According to one embodiment, each of the crossbeams has two opposing crossbeam ends in the longitudinal direction, and each crossbeam extends between its oppositely arranged crossbeam ends. Each of the crossbeams includes, at each of the crossbeam ends, at least one locking member configured to receive one of the fasteners so that any of the crossbeam ends can be mounted to one of the longitudinal beams. Each of the locking members and each of the fasteners are configured to fasten the crossbeam and the longitudinal beam through which the fastener extends. The fastener and the locking member are configured to engage with each other in a form locking manner and/or in a load-carrying connecting manner. In some embodiments, the fastener and the locking member are configured to be reversibly engageable with each other so that a damage-free disassembly of the battery frame is possible.

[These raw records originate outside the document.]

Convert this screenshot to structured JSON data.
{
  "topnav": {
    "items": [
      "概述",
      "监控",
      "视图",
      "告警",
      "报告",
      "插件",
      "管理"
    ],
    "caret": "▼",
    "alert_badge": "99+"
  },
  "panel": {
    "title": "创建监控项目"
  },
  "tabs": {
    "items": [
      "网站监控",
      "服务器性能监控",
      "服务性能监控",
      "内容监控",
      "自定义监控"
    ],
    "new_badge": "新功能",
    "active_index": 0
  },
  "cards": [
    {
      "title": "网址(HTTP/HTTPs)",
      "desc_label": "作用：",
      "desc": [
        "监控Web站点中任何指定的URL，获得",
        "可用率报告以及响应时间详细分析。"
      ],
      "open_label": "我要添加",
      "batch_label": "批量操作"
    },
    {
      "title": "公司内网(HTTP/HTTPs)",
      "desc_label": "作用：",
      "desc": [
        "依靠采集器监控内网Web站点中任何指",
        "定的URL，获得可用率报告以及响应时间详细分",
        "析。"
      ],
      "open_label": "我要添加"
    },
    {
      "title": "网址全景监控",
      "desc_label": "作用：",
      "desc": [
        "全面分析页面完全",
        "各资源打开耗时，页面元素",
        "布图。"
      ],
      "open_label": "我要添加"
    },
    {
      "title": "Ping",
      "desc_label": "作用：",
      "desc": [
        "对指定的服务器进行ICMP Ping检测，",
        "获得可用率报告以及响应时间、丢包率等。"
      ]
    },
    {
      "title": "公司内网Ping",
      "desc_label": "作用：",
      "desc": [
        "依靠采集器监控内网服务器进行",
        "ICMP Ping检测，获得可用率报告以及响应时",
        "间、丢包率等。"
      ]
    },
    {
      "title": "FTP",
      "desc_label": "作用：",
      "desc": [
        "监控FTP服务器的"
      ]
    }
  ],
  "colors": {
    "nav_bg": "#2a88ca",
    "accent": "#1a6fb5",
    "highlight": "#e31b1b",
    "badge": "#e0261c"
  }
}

According to one embodiment, the fasteners include screws or bolts, and each of the locking members has a hole (e.g., an opening) to receive one of the screws or bolts. In some embodiments, each of the locking members may have a blind hole or a through hole that is threaded so that the screw or bolt can engage with the locking member. This provides a cost-effective and reversibly mountable and dismountable battery frame. In other embodiments, the fasteners include clip, pins, and/or clamps, which engage a corresponding locking member by elastic or plastic deformation.
According to one embodiment, each of the crossbeams includes a cooling channel extending along the longitudinal direction through the crossbeam to provide efficient cooling of the rows of stacked battery cells, which are to be arranged between and/or next to the crossbeams. Each of the crossbeams has two opposing crossbeam ends and includes, at each of the crossbeam ends, two locking members configured to receive one of the fasteners, respectively. This enhances the mechanical properties of the battery frame and the possibility of exerting a load on a row of stacked battery cells when placed in a corresponding retaining section between the crossbeams. At each of the crossbeam ends, the cooling channel is arranged between the two locking members. This allows an effective and symmetric arrangement of the cooling channel, which provides homogeneously distributed cooling properties. The symmetric arrangement of fasteners provides homogeneous distribution of load so that the longitudinal beams can be mounted without being tilted due to asymmetrically distributed fasteners and resulting torque (or moment).
According to one embodiment, the two longitudinal beams are arranged in parallel to each other, and each of the two longitudinal beams is elongated along an elongation direction perpendicular to the longitudinal direction of the crossbeams to provide an effective arrangement of longitudinal beams and crossbeams. When the lengths of the longitudinal beams are equal each other and the lengths of the crossbeams are equal each other, any of the retaining sections has a rectangular cross-section facilitating the integration of the rows of stacked battery cells.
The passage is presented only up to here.